Le Financial Crimes Enforcement Network (FinCEN) du département du Trésor américain a déclaré qu’UBS Financial Services avait reconnu avoir délibérément enfreint la BSA en omettant de mettre en œuvre et de maintenir un programme de lutte contre le blanchiment d’argent et en ne déposant pas de déclarations d’opérations suspectes.
L'accord conclu lundi tient compte du statut de récidiviste d'UBS, la banque suisse n'ayant pas remédié aux problèmes qui lui avaient valu une amende de 14,5 millions de dollars infligée par le FinCEN en décembre 2018. Les violations présumées qui ont suivi se sont produites entre janvier 2019 et juin 2023.
L'accord conclu par UBS a permis de régler les accusations connexes portées par la Securities and Exchange Commission (SEC), la Commodity Futures Trading Commission (CFTC) et la Financial Industry Regulatory Authority (FINRA).
Dans un communiqué, UBS a déclaré avoir coopéré avec les autorités de régulation et avoir réalisé d’importants investissements pour renforcer son programme de lutte contre le blanchiment d’argent « conformément aux meilleures pratiques du secteur ».
LES AUTORITÉS DE RÉGULATION SIGNALENT DES LIENS ÉVENTUELS AVEC LA RUSSIE
Les autorités de régulation ont déclaré qu’UBS n’avait pas procédé à une vérification préalable adéquate de ses clients, en particulier des clients à haut risque ayant des liens avec la Russie et l’Amérique latine.
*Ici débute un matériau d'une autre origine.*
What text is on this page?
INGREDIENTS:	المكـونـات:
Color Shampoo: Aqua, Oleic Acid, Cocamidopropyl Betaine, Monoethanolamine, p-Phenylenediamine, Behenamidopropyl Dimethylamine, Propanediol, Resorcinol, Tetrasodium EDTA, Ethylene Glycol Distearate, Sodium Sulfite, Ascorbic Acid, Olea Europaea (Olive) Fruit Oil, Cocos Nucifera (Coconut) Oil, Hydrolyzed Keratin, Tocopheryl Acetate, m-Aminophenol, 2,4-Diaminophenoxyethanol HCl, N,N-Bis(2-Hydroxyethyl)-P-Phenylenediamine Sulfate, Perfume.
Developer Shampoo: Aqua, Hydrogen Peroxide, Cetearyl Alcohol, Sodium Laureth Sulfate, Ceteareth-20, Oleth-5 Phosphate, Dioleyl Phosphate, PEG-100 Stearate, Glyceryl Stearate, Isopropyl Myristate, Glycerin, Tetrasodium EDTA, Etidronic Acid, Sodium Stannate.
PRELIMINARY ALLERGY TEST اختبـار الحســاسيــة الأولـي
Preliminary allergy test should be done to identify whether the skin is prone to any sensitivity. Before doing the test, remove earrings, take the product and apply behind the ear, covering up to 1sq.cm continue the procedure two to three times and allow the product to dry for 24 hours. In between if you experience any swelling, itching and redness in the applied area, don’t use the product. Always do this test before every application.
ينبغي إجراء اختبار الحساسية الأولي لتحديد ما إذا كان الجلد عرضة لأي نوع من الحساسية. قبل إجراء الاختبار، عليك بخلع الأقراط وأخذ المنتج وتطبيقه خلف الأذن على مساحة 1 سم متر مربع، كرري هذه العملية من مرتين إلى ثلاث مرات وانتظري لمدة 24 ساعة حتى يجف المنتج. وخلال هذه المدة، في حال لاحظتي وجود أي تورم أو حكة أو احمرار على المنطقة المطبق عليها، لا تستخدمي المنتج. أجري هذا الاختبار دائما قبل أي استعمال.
L'un d'entre eux, un oligarque russe entretenant des liens étroits avec le président russe Vladimir Poutine, aurait ouvert et géré des comptes chez UBS malgré des articles de presse remettant en cause la manière dont il avait amassé sa fortune et le reliant à d'éventuelles activités de blanchiment d'argent ainsi qu'à une société « activement investie » dans des actifs numériques iraniens.
UBS a également été accusée de ne pas avoir surveillé de manière appropriée plus de 60 000 virements en devises étrangères totalisant plus de 10 milliards de dollars. L’amende infligée en 2018 portait sur des manquements similaires.
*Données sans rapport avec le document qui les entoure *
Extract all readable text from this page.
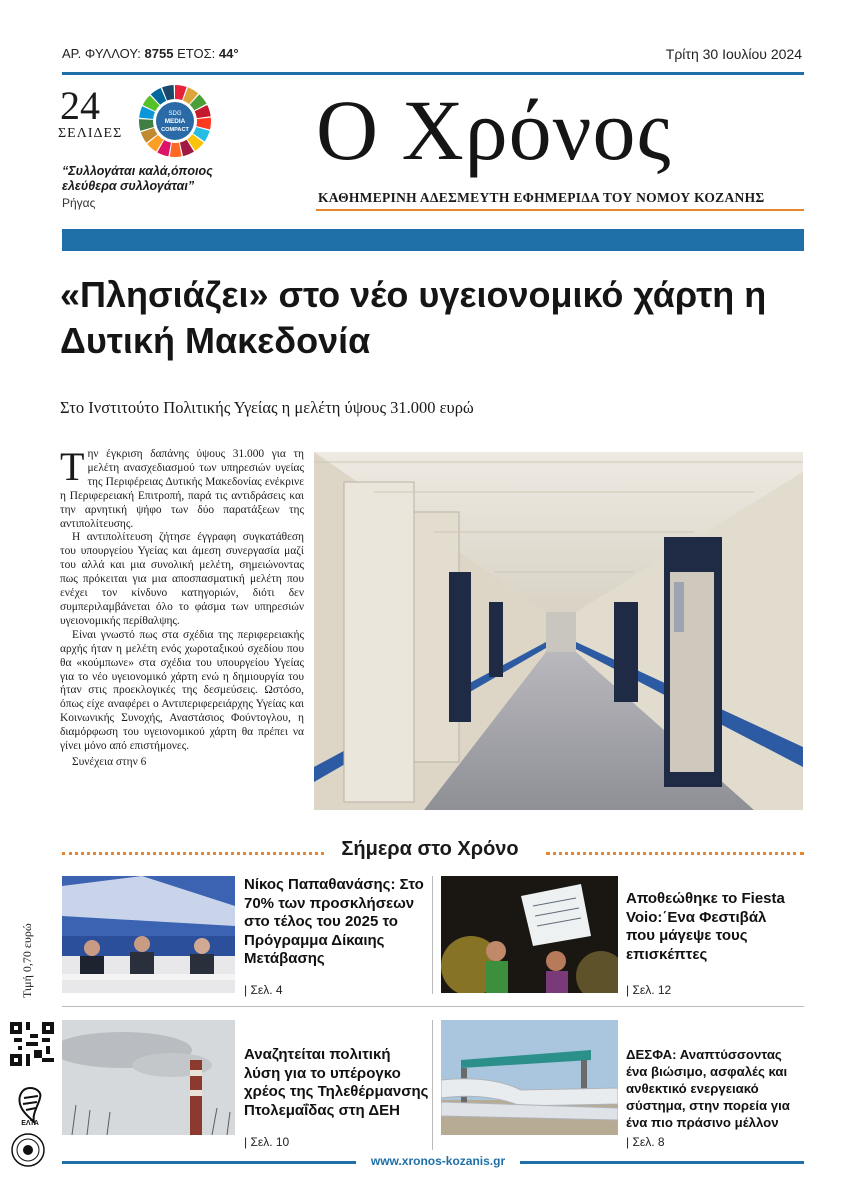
ΑΡ. ΦΥΛΛΟΥ: 8755 ΕΤΟΣ: 44°	Τρίτη 30 Ιουλίου 2024
24
ΣΕΛΙΔΕΣ
SDG
MEDIA
COMPACT
“Συλλογάται καλά,όποιος ελεύθερα συλλογάται”
Ρήγας
Ο Χρόνος
ΚΑΘΗΜΕΡΙΝΗ ΑΔΕΣΜΕΥΤΗ ΕΦΗΜΕΡΙΔΑ ΤΟΥ ΝΟΜΟΥ ΚΟΖΑΝΗΣ
«Πλησιάζει» στο νέο υγειονομικό χάρτη η Δυτική Μακεδονία
Στο Ινστιτούτο Πολιτικής Υγείας η μελέτη ύψους 31.000 ευρώ

Την έγκριση δαπάνης ύψους 31.000 για τη μελέτη ανασχεδιασμού των υπηρεσιών υγείας της Περιφέρειας Δυτικής Μακεδονίας ενέκρινε η Περιφερειακή Επιτροπή, παρά τις αντιδράσεις και την αρνητική ψήφο των δύο παρατάξεων της αντιπολίτευσης.

Η αντιπολίτευση ζήτησε έγγραφη συγκατάθεση του υπουργείου Υγείας και άμεση συνεργασία μαζί του αλλά και μια συνολική μελέτη, σημειώνοντας πως πρόκειται για μια αποσπασματική μελέτη που ενέχει τον κίνδυνο κατηγοριών, διότι δεν συμπεριλαμβάνεται όλο το φάσμα των υπηρεσιών υγειονομικής περίθαλψης.

Είναι γνωστό πως στα σχέδια της περιφερειακής αρχής ήταν η μελέτη ενός χωροταξικού σχεδίου που θα «κούμπωνε» στα σχέδια του υπουργείου Υγείας για το νέο υγειονομικό χάρτη ενώ η δημιουργία του ήταν στις προεκλογικές της δεσμεύσεις. Ωστόσο, όπως είχε αναφέρει ο Αντιπεριφερειάρχης Υγείας και Κοινωνικής Συνοχής, Αναστάσιος Φούντογλου, η διαμόρφωση του υγειονομικού χάρτη θα πρέπει να γίνει μόνο από επιστήμονες.

Συνέχεια στην 6

Σήμερα στο Χρόνο
Νίκος Παπαθανάσης: Στο 70% των προσκλήσεων στο τέλος του 2025 το Πρόγραμμα Δίκαιης Μετάβασης
| Σελ. 4
Αποθεώθηκε το Fiesta Voio:΄Ενα Φεστιβάλ που μάγεψε τους επισκέπτες
| Σελ. 12
Αναζητείται πολιτική λύση για το υπέρογκο χρέος της Τηλεθέρμανσης Πτολεμαΐδας στη ΔΕΗ
| Σελ. 10
ΔΕΣΦΑ: Αναπτύσσοντας ένα βιώσιμο, ασφαλές και ανθεκτικό ενεργειακό σύστημα, στην πορεία για ένα πιο πράσινο μέλλον
| Σελ. 8
Τιμή 0,70 ευρώ
ΕΛΤΑ
www.xronos-kozanis.gr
L’accord impose à UBS Financial Services de faire appel à un consultant externe pour examiner son programme de lutte contre le blanchiment d’argent et se concentrer sur les « risques prioritaires liés au financement illicite ».
Parmi ceux-ci figurent la frontière sud-ouest des États-Unis, les cartels et d’éventuels trafics de stupéfiants, ainsi que l’Iran, la Russie et le Venezuela, a précisé le FinCEN.
“La mesure historique prise aujourd’hui à l’encontre d’UBSFS devrait envoyer un message clair: les établissements financiers récidivistes s’exposent à de graves répercussions”, a déclaré Andrea Gacki, directrice du FinCEN, dans un communiqué.